La Première ministre de la République démocratique du Congo, Judith Suminwa Tuluka, a rassuré le public sur l’effectivité de la mesure de réduction du train de vie du gouvernement.
En marge du forum TICAD 9 au Japon, elle a expliqué à la presse de Kinshasa que cette décision ne concerne pas uniquement les ministres, mais également le Chef de l’État, et qu’elle a déjà commencé à produire des effets concrets sur les finances publiques.
Cette initiative s’inscrit dans un contexte de guerre et de pression sur les ressources de l’État, particulièrement dans le financement des missions de défense et de sécurité.
Une application concrète de la mesure
Interrogée sur l’ampleur de la réduction, la cheffe du gouvernement a déclaré avec fermeté :
« La réduction du train de vie des institutions nous l’avons déjà appliquée. Moi, en tant que Première ministre, tous mes frais sont coupés de 30 %. Tout ce que le trésor public dépense pour moi, c’est moins 30 %. Et je ne suis pas la seule, tous les autres membres du gouvernement ainsi que le Chef de l’État sont concernés par ça. Ce n’est pas quelque chose qu’on lance juste comme ça comme un slogan, c’est quelque chose qu’on applique », a-t-elle expliqué.
Par ces mots, Judith Suminwa Tuluka a voulu souligner que la mesure n’est pas symbolique.
Selon elle, elle permet de réaliser des économies substantielles et de réaffecter ces ressources à des secteurs prioritaires, notamment l’investissement et la sécurité nationale.
Elle a précisé que cette décision s’inscrit dans une logique d’arbitrage entre les différentes dépenses publiques, particulièrement dans un contexte où une partie significative des recettes de l’État est consacrée à la sécurité du pays.
Une discipline financière renforcée
La Première ministre a également évoqué les efforts entrepris pour réduire d’autres dépenses.
Elle a expliqué que certaines missions à l’étranger sont désormais évaluées de manière plus rigoureuse et que tout achat de véhicules neufs a été suspendu depuis l’année précédente.
« Moi, en tant que Première ministre, j’ai pris les véhicules de mon prédécesseur, je n’ai acheté aucun autre. Il y a quand même un certain nombre de dépenses qu’on a arrêtées compte tenu de la situation et nous continuons à analyser où nous pouvons faire des coupes pour dégager un peu plus d’argent qui pourra être alloué à d’autres choses », a-t-elle affirmé.
D’après la cheffe du gouvernement, cette approche s’inscrit dans une politique de gestion responsable des fonds publics. Elle cherche à maximiser l’impact des dépenses de l’État, tout en s’assurant que les secteurs essentiels, tels que la défense et la sécurité, bénéficient des moyens nécessaires pour fonctionner efficacement.
Un geste patriotique pour soutenir les forces de défense
Cette politique de réduction du train de vie intervient dans le prolongement des instructions du Président Félix-Antoine Tshisekedi, données au lendemain de la prise de Goma par la rébellion de l’AFC/M23.

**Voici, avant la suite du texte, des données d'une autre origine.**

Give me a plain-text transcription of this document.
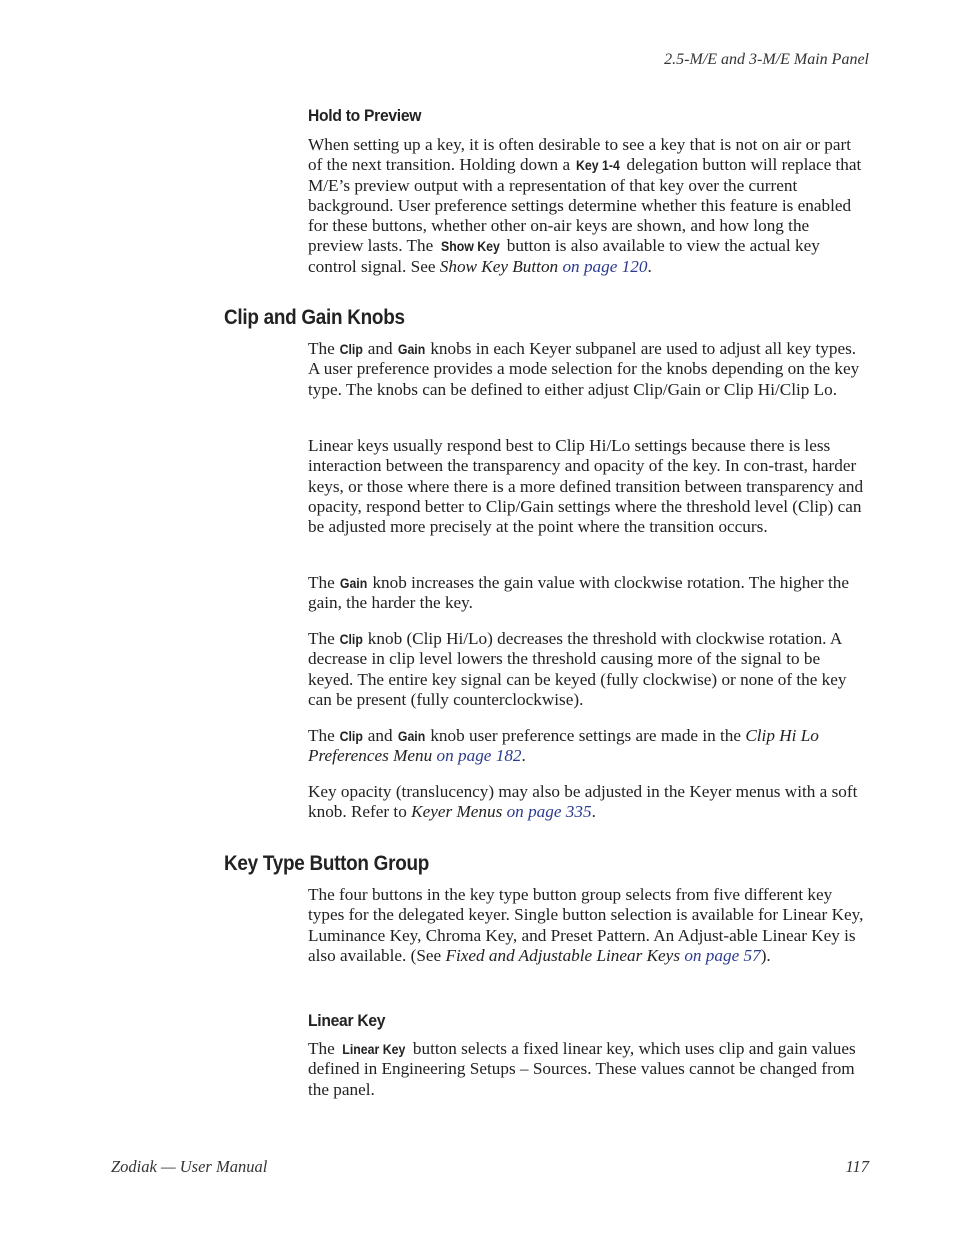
2.5-M/E and 3-M/E Main Panel
Hold to Preview

When setting up a key, it is often desirable to see a key that is not on air or part of the next transition. Holding down a Key 1-4 delegation button will replace that M/E’s preview output with a representation of that key over the current background. User preference settings determine whether this feature is enabled for these buttons, whether other on-air keys are shown, and how long the preview lasts. The Show Key button is also available to view the actual key control signal. See Show Key Button on page 120.

Clip and Gain Knobs

The Clip and Gain knobs in each Keyer subpanel are used to adjust all key types. A user preference provides a mode selection for the knobs depending on the key type. The knobs can be defined to either adjust Clip/Gain or Clip Hi/Clip Lo.

Linear keys usually respond best to Clip Hi/Lo settings because there is less interaction between the transparency and opacity of the key. In con-trast, harder keys, or those where there is a more defined transition between transparency and opacity, respond better to Clip/Gain settings where the threshold level (Clip) can be adjusted more precisely at the point where the transition occurs.

The Gain knob increases the gain value with clockwise rotation. The higher the gain, the harder the key.

The Clip knob (Clip Hi/Lo) decreases the threshold with clockwise rotation. A decrease in clip level lowers the threshold causing more of the signal to be keyed. The entire key signal can be keyed (fully clockwise) or none of the key can be present (fully counterclockwise).

The Clip and Gain knob user preference settings are made in the Clip Hi Lo Preferences Menu on page 182.

Key opacity (translucency) may also be adjusted in the Keyer menus with a soft knob. Refer to Keyer Menus on page 335.

Key Type Button Group

The four buttons in the key type button group selects from five different key types for the delegated keyer. Single button selection is available for Linear Key, Luminance Key, Chroma Key, and Preset Pattern. An Adjust-able Linear Key is also available. (See Fixed and Adjustable Linear Keys on page 57).

Linear Key

The Linear Key button selects a fixed linear key, which uses clip and gain values defined in Engineering Setups – Sources. These values cannot be changed from the panel.

Zodiak — User Manual	117
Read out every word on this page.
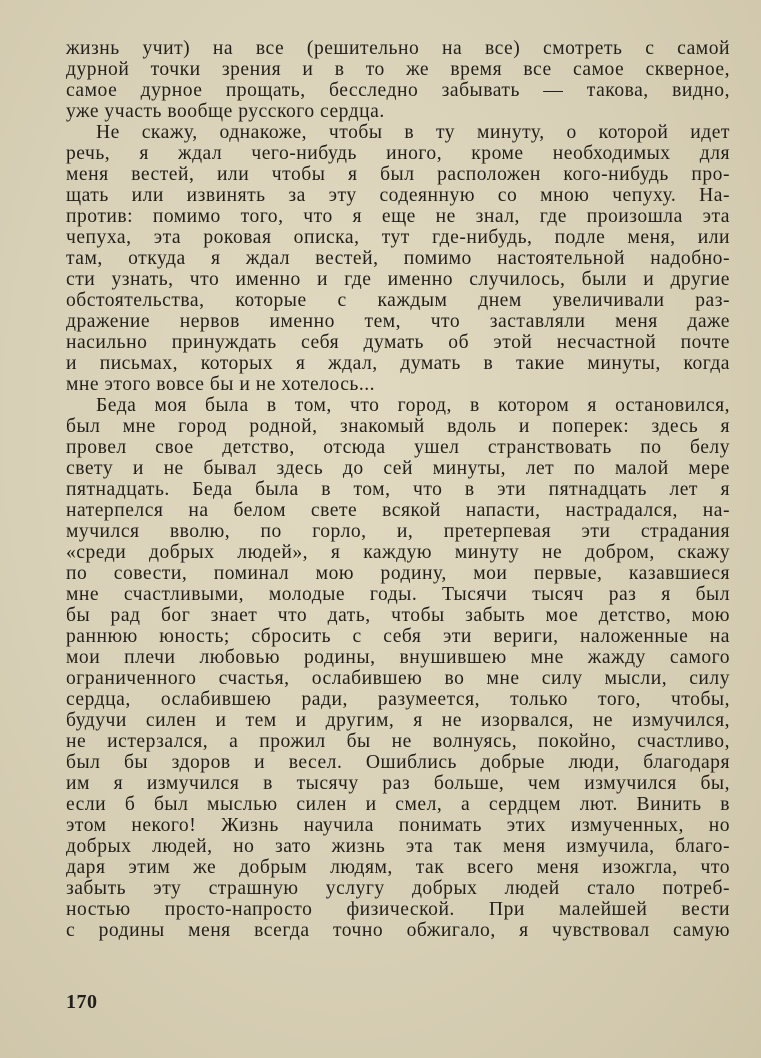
жизнь учит) на все (решительно на все) смотреть с самой
дурной точки зрения и в то же время все самое скверное,
самое дурное прощать, бесследно забывать — такова, видно,
уже участь вообще русского сердца.
Не скажу, однакоже, чтобы в ту минуту, о которой идет
речь, я ждал чего-нибудь иного, кроме необходимых для
меня вестей, или чтобы я был расположен кого-нибудь про-
щать или извинять за эту содеянную со мною чепуху. На-
против: помимо того, что я еще не знал, где произошла эта
чепуха, эта роковая описка, тут где-нибудь, подле меня, или
там, откуда я ждал вестей, помимо настоятельной надобно-
сти узнать, что именно и где именно случилось, были и другие
обстоятельства, которые с каждым днем увеличивали раз-
дражение нервов именно тем, что заставляли меня даже
насильно принуждать себя думать об этой несчастной почте
и письмах, которых я ждал, думать в такие минуты, когда
мне этого вовсе бы и не хотелось...
Беда моя была в том, что город, в котором я остановился,
был мне город родной, знакомый вдоль и поперек: здесь я
провел свое детство, отсюда ушел странствовать по белу
свету и не бывал здесь до сей минуты, лет по малой мере
пятнадцать. Беда была в том, что в эти пятнадцать лет я
натерпелся на белом свете всякой напасти, настрадался, на-
мучился вволю, по горло, и, претерпевая эти страдания
«среди добрых людей», я каждую минуту не добром, скажу
по совести, поминал мою родину, мои первые, казавшиеся
мне счастливыми, молодые годы. Тысячи тысяч раз я был
бы рад бог знает что дать, чтобы забыть мое детство, мою
раннюю юность; сбросить с себя эти вериги, наложенные на
мои плечи любовью родины, внушившею мне жажду самого
ограниченного счастья, ослабившею во мне силу мысли, силу
сердца, ослабившею ради, разумеется, только того, чтобы,
будучи силен и тем и другим, я не изорвался, не измучился,
не истерзался, а прожил бы не волнуясь, покойно, счастливо,
был бы здоров и весел. Ошиблись добрые люди, благодаря
им я измучился в тысячу раз больше, чем измучился бы,
если б был мыслью силен и смел, а сердцем лют. Винить в
этом некого! Жизнь научила понимать этих измученных, но
добрых людей, но зато жизнь эта так меня измучила, благо-
даря этим же добрым людям, так всего меня изожгла, что
забыть эту страшную услугу добрых людей стало потреб-
ностью просто-напросто физической. При малейшей вести
с родины меня всегда точно обжигало, я чувствовал самую
170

Le Chef de l’État avait alors exhorté les institutions publiques et leurs animateurs à adopter des mesures d’économie afin de dégager des ressources supplémentaires pour soutenir les militaires et les policiers engagés dans la lutte contre le M23.
Selon le compte rendu du conseil des ministres, il avait été décidé de suspendre les missions non essentielles à l’étranger, les acquisitions superflues, ainsi que certaines subventions et augmentations salariales pendant une période d’un an, sauf dérogation spéciale.
Judith Suminwa Tuluka a rappelé que ces mesures avaient déjà commencé à porter leurs fruits. Elle a précisé que les militaires et les policiers avaient constaté une augmentation significative de leurs soldes, certaines doublant, ce qui confirme l’effectivité des engagements pris par le gouvernement.
Par ce geste, le gouvernement souhaite non seulement soutenir les forces de défense mais également instaurer une culture de rigueur et de discipline financière dans la gestion des fonds publics.
Une politique durable et ambitieuse
La Première ministre a indiqué que son institution ne compte pas s’arrêter là et qu’elle explore d’autres moyens de rationaliser les dépenses pour accroître les crédits alloués à l’investissement. Elle a souligné qu’une gestion prudente et transparente du budget est indispensable pour répondre aux défis du développement et assurer la sécurité des citoyens.
Selon elle, la guerre et les menaces sécuritaires ne doivent pas empêcher le pays de poursuivre ses ambitions de croissance et de progrès social.
En conclusion, la déclaration de Judith Suminwa Tuluka confirme que la réduction du train de vie du gouvernement est une mesure réelle et appliquée, et non un simple slogan politique.
Elle traduit la volonté du gouvernement de faire des économies significatives afin de soutenir les secteurs stratégiques et de renforcer la résilience financière de l’État en période de crise.